Today we have the data and analysis available to measure baseline characteristics of an application, and look for trends in a continual, real-time analysis of that data.  We want to be able to predict if an application is beginning to fail.  And we can use the data to diagnose just what is failing.  In that the team can work on fixing it before something goes wrong.

What kind of data am I talking about?  Have you ever looked at Perfmon on your computer?  In a console window, simply type Perfmon at the C prompt.  You will find a tool that lets you collect and plot an amazing number of different system and application characteristics.  Common ones are CPU utilization, network traffic, disk transfers, and page faults, but there are literally hundreds more.

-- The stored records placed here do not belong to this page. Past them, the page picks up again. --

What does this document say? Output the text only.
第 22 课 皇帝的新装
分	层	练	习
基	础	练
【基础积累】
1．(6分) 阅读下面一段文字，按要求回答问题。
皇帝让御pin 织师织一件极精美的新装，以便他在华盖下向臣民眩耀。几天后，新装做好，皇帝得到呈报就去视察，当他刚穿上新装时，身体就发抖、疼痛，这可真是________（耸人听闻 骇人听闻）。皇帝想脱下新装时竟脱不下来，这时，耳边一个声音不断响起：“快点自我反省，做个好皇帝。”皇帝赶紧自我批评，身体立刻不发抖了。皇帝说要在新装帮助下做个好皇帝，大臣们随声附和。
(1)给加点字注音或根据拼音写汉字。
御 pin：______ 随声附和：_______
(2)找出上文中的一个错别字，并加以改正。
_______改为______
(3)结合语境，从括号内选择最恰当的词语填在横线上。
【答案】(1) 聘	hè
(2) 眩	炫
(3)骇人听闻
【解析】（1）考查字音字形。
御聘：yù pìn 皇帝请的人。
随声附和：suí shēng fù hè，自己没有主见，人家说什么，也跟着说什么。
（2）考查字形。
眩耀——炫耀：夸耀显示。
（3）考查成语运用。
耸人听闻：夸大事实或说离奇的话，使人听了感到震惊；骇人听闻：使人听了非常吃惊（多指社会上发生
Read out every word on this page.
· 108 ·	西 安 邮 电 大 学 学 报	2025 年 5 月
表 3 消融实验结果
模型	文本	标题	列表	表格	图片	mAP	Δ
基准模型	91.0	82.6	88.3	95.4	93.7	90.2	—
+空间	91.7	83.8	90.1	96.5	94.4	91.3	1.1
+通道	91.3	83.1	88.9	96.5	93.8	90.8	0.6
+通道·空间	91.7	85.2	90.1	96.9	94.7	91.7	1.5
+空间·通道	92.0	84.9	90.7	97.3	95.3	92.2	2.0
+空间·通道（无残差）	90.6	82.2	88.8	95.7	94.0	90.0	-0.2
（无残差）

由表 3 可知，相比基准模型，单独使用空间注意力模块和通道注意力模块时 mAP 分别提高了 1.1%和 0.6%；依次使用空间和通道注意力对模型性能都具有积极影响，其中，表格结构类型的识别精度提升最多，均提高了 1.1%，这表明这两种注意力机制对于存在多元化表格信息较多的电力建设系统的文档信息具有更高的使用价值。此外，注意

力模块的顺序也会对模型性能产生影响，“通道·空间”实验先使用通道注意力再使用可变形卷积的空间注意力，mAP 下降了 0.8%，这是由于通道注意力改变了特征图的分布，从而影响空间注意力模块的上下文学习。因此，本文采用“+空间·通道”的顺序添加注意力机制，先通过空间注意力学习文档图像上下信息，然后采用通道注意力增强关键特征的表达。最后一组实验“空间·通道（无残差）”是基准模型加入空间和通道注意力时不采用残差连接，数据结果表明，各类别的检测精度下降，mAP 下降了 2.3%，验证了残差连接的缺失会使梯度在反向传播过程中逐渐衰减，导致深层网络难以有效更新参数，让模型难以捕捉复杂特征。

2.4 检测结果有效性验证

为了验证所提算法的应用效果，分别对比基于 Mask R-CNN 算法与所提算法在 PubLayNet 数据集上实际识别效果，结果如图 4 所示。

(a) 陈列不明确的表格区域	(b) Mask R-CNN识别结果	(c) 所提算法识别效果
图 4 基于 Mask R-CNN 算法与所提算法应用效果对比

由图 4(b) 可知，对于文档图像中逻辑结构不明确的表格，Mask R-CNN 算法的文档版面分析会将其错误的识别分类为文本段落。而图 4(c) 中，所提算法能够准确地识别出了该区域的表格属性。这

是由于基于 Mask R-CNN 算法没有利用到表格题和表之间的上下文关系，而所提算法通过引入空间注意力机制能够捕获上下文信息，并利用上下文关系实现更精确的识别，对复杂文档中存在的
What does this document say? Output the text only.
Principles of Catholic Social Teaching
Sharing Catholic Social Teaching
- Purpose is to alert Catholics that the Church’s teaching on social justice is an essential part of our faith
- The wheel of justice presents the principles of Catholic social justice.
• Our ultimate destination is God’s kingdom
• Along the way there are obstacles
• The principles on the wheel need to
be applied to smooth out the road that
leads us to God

The is a Big Data sort of thing; a server farm can generate terrabytes of log and other health data every day.  It is also a DevOps initiative.  We need tools to be able to aggregate and analyze the data, and present it in a format understandable by humans (at the top level, usually a dashboard of some sort).

How does testing fit in?  Well, we’ve typically been very siloed – dev, test, ops, network, security, etc.  A key facet of DevOps is to get these silos working together as one team.  And that may mean that testing has responsibilities after deployment as well as before.  They may establish the health baseline during the testing process, and also be the ones to monitor that health during production.